Cornwall is simply beautiful with an allure of its own that includes a myriad of exotic vegetation, dynamic coves, ancient sites, the leftovers of a once booming Tin Mining industry with overgrown chimneys, rusting machinery, crumbling buildings and coastal walks galore.
On Sunday 4 friends drove to Porthcurno about 8 miles outside Penzance. We accelerated up steep inclines, lined by granite houses that quickly turned into fields behind high hedges as the countryside surrounded us cutting our way towards the sea.
We arrived at Porthcurno parked outside The Telegraph Museum the site of Marconi’s first Atlantic cable. We walked a small rocky path towards the beach and moments later we were standing in awe at the site of massive crashing waves and foam, illuminated by bright sunlight. The roar of crashing sea pummeling the beach and the sand between the cliffs had us mesmerized, frozen to the spot, experiencing glorious nature in the throes of dynamic display.
Climbing the mountain path by the side of the beach had us witness the spectacle from higher and higher until reaching the flat we headed towards Porthchapel, the next cove clambering across giant rocks, tossed there by prehistoric tectonic plates and now immovable, slow erosion their only enemy.
Stumbling like ragged puppets, we let gravity steer us down towards the beckoning waves, crashing down below us, throwing suds of foam, picked up by the wind, flung high into the air cascading down onto the gorse. As we got closer the pathway became invisible, jagged protrusions our obstacles as we eventually jumped down onto the soft wet sand. The sea, an enticing charismatic mantra of sound, an hypnotic visual treat, a reminder of the dignity of nature.

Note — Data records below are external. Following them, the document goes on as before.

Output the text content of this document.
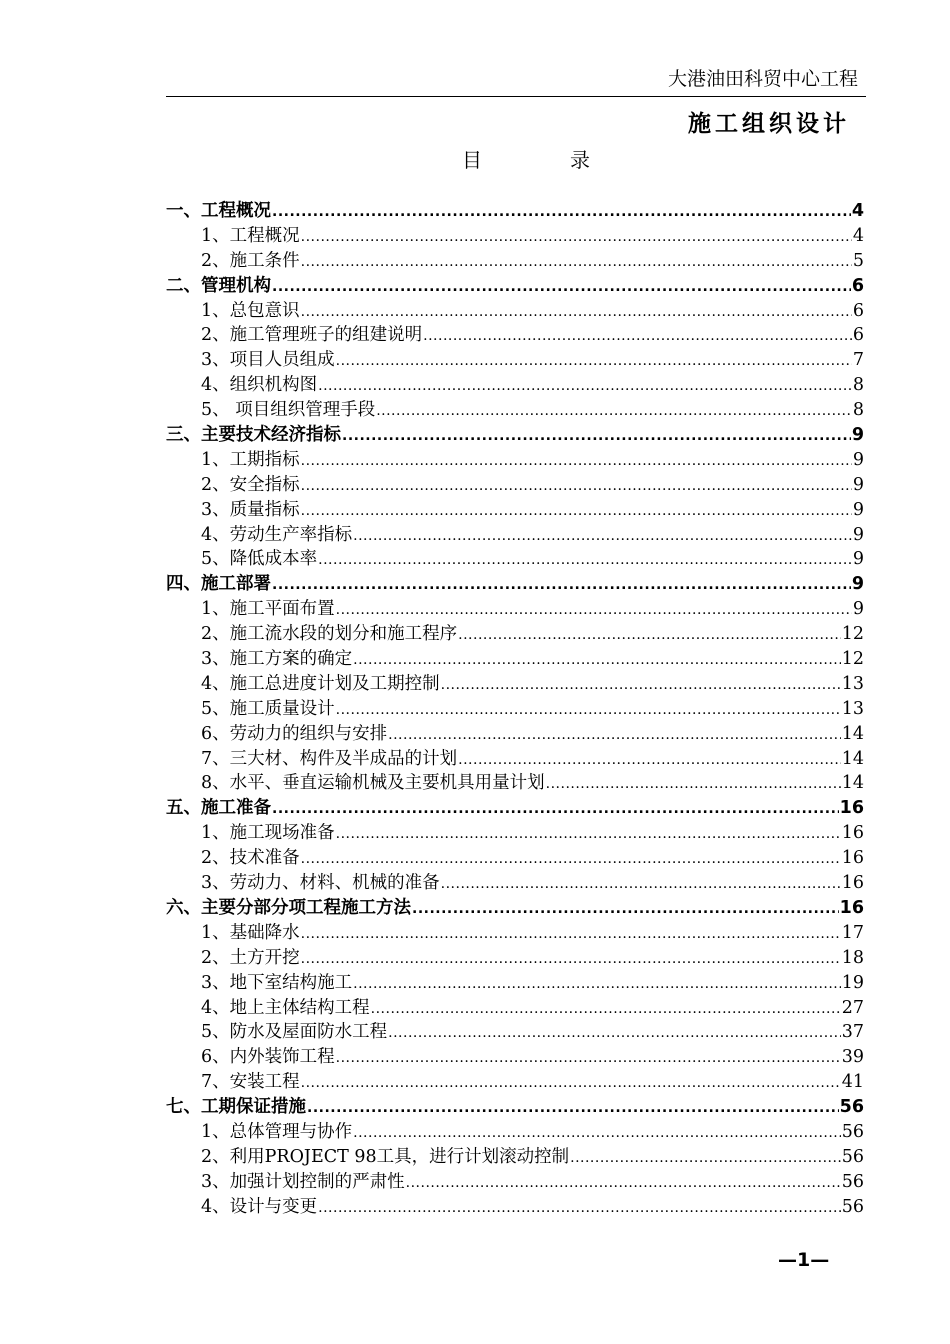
大港油田科贸中心工程
施工组织设计
目	录
一、工程概况 .....	4
1、工程概况 .....	4
2、施工条件 .....	5
二、管理机构 .....	6
1、总包意识 .....	6
2、施工管理班子的组建说明 .....	6
3、项目人员组成 .....	7
4、组织机构图 .....	8
5、 项目组织管理手段 .....	8
三、主要技术经济指标 .....	9
1、工期指标 .....	9
2、安全指标 .....	9
3、质量指标 .....	9
4、劳动生产率指标 .....	9
5、降低成本率 .....	9
四、施工部署 .....	9
1、施工平面布置 .....	9
2、施工流水段的划分和施工程序 .....	12
3、施工方案的确定 .....	12
4、施工总进度计划及工期控制 .....	13
5、施工质量设计 .....	13
6、劳动力的组织与安排 .....	14
7、三大材、构件及半成品的计划 .....	14
8、水平、垂直运输机械及主要机具用量计划 .....	14
五、施工准备 .....	16
1、施工现场准备 .....	16
2、技术准备 .....	16
3、劳动力、材料、机械的准备 .....	16
六、主要分部分项工程施工方法 .....	16
1、基础降水 .....	17
2、土方开挖 .....	18
3、地下室结构施工 .....	19
4、地上主体结构工程 .....	27
5、防水及屋面防水工程 .....	37
6、内外装饰工程 .....	39
7、安装工程 .....	41
七、工期保证措施 .....	56
1、总体管理与协作 .....	56
2、利用PROJECT 98工具，进行计划滚动控制 .....	56
3、加强计划控制的严肃性 .....	56
4、设计与变更 .....	56
—1—
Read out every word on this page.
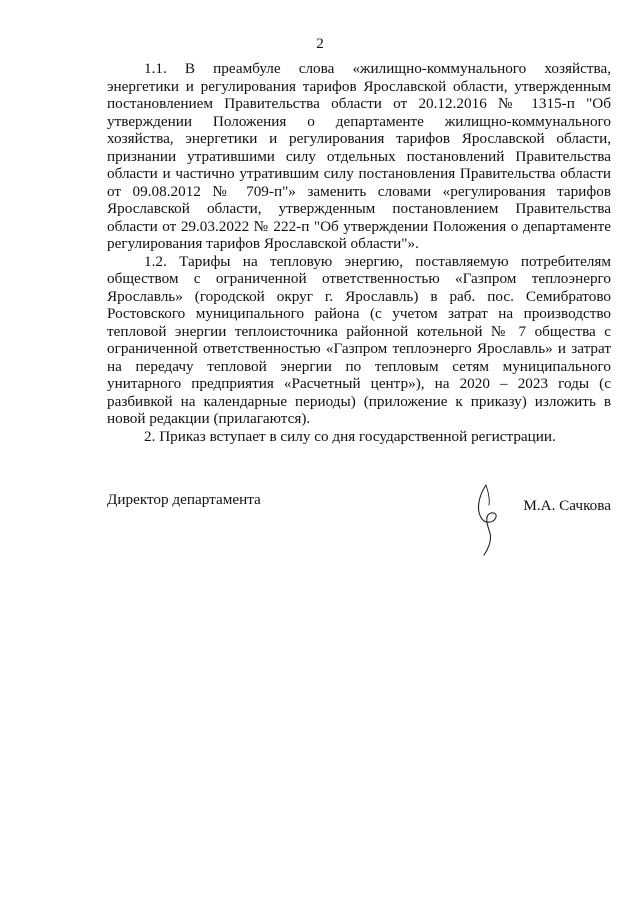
2

1.1. В преамбуле слова «жилищно-коммунального хозяйства, энергетики и регулирования тарифов Ярославской области, утвержденным постановлением Правительства области от 20.12.2016 № 1315-п "Об утверждении Положения о департаменте жилищно-коммунального хозяйства, энергетики и регулирования тарифов Ярославской области, признании утратившими силу отдельных постановлений Правительства области и частично утратившим силу постановления Правительства области от 09.08.2012 № 709-п"» заменить словами «регулирования тарифов Ярославской области, утвержденным постановлением Правительства области от 29.03.2022 № 222-п "Об утверждении Положения о департаменте регулирования тарифов Ярославской области"».

1.2. Тарифы на тепловую энергию, поставляемую потребителям обществом с ограниченной ответственностью «Газпром теплоэнерго Ярославль» (городской округ г. Ярославль) в раб. пос. Семибратово Ростовского муниципального района (с учетом затрат на производство тепловой энергии теплоисточника районной котельной № 7 общества с ограниченной ответственностью «Газпром теплоэнерго Ярославль» и затрат на передачу тепловой энергии по тепловым сетям муниципального унитарного предприятия «Расчетный центр»), на 2020 – 2023 годы (с разбивкой на календарные периоды) (приложение к приказу) изложить в новой редакции (прилагаются).

2. Приказ вступает в силу со дня государственной регистрации.

Директор департамента	М.А. Сачкова
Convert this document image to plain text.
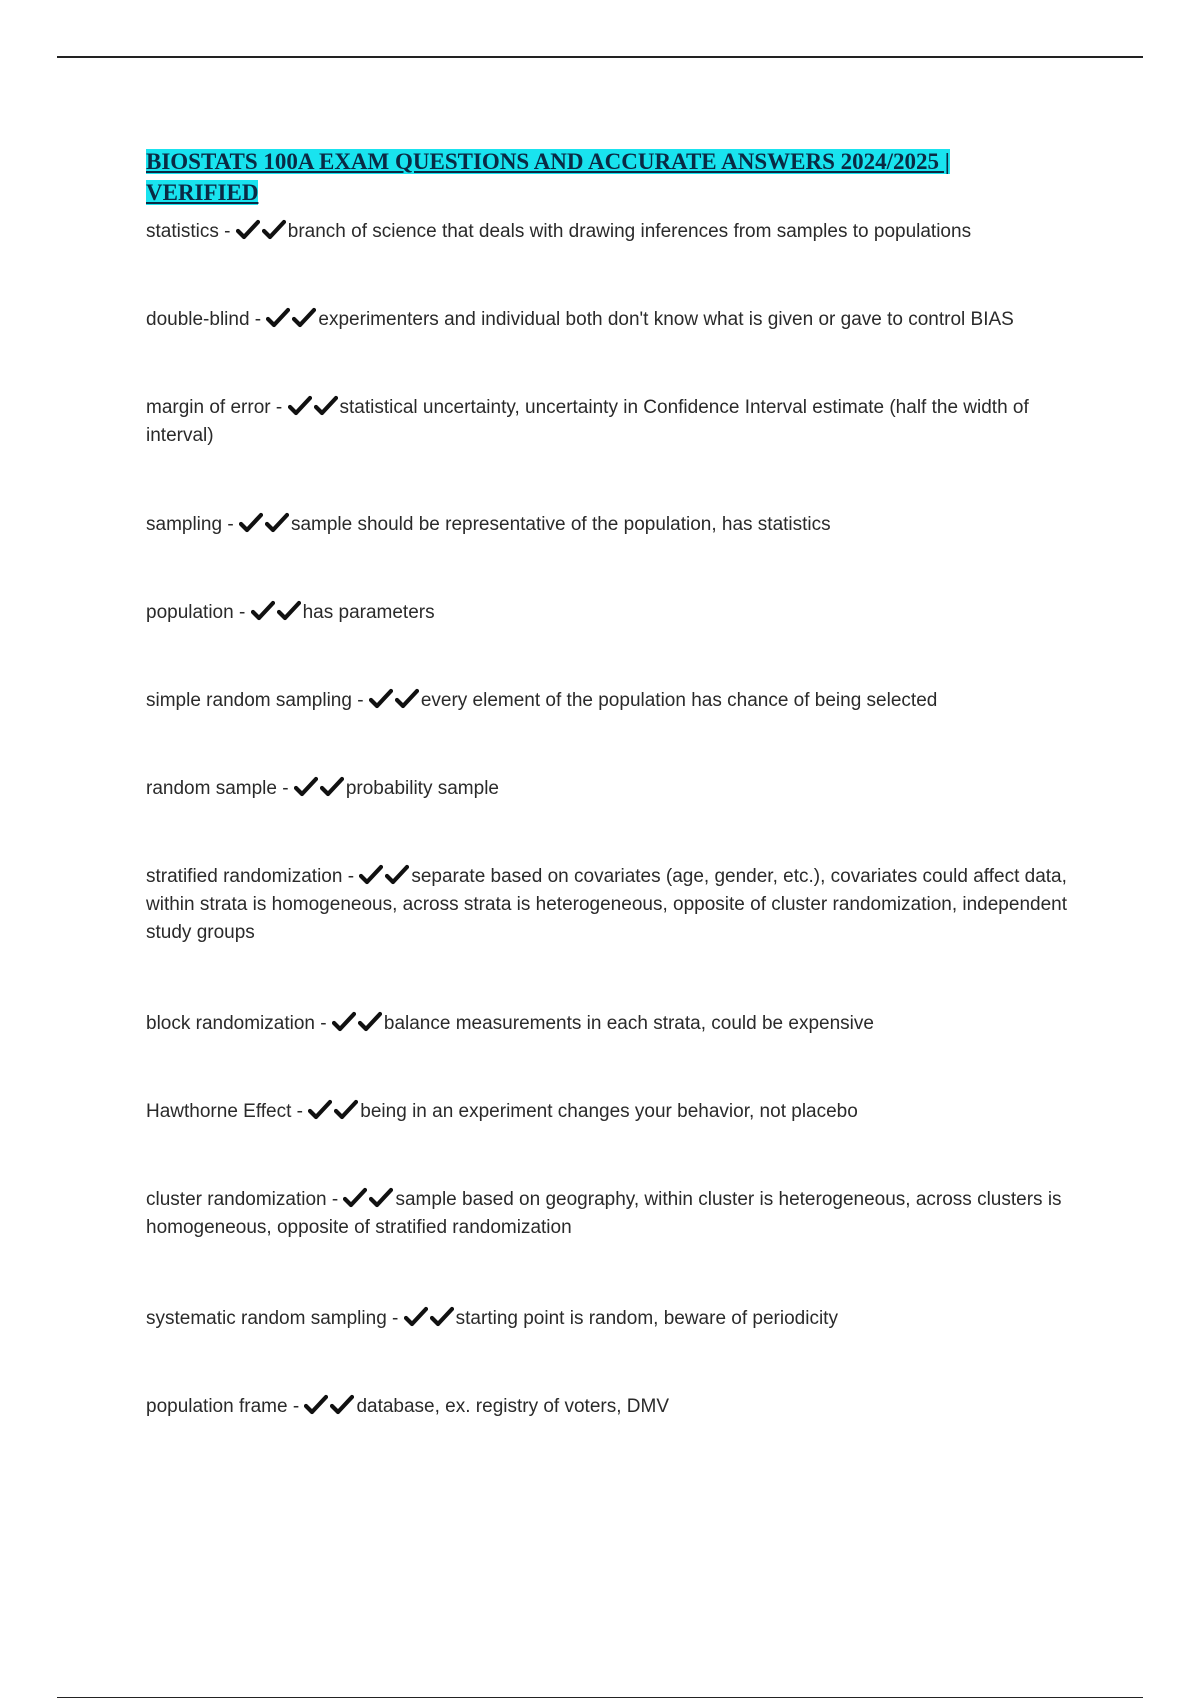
BIOSTATS 100A EXAM QUESTIONS AND ACCURATE ANSWERS 2024/2025 | VERIFIED

statistics -	branch of science that deals with drawing inferences from samples to populations

double-blind -	experimenters and individual both don't know what is given or gave to control BIAS

margin of error -	statistical uncertainty, uncertainty in Confidence Interval estimate (half the width of interval)

sampling -	sample should be representative of the population, has statistics

population -	has parameters

simple random sampling -	every element of the population has chance of being selected

random sample -	probability sample

stratified randomization -	separate based on covariates (age, gender, etc.), covariates could affect data, within strata is homogeneous, across strata is heterogeneous, opposite of cluster randomization, independent study groups

block randomization -	balance measurements in each strata, could be expensive

Hawthorne Effect -	being in an experiment changes your behavior, not placebo

cluster randomization -	sample based on geography, within cluster is heterogeneous, across clusters is homogeneous, opposite of stratified randomization

systematic random sampling -	starting point is random, beware of periodicity

population frame -	database, ex. registry of voters, DMV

Scuttling back up the hillside we made our way towards the legendary Minack Theatre, hewn out of the rock face and home to players that grace the stage in one of the world’s most breathtaking locations. Leaving behind the magnificent view and colourful gardens of the Minack we made our way inland towards the ancient St. Levan church, zig-zagging under canopies of trees on pathways threatened by encroaching nettles and spider webs.
From there across fields of crops till we found ourselves on a small country lane and back in site of The Telegraph Museum. Outside a guest house was a 1967 (F reg) Riley Kestrel 1300 in choclate brown and grey, such an ordinary car and yet now quite rare, an striking anachronism. I don’t think I’ve ever seen one in modern times although they were probably reasonably plentiful in the sixties.
Baba O’Riley was the opening track on The Who’s 1971 album Who’s Next, it was released as a single in Europe but not in the US or the UK. The song was rescued from Lifehouse, Pete Townshend’s aborted Rock Opera and follow up to Tommy. A enduring composition of the Rock era the title allegedly refers to two of Townshend’s major influences, Meher Baba the Indian spiritual master who professed to be God in human form (open to interpretation) and avant-garde composer Terry Riley, the sequencer part of the song directly inspired by Riley’s approach to music.
Like the Riley Kestrel, Baba O’Riley is a classic.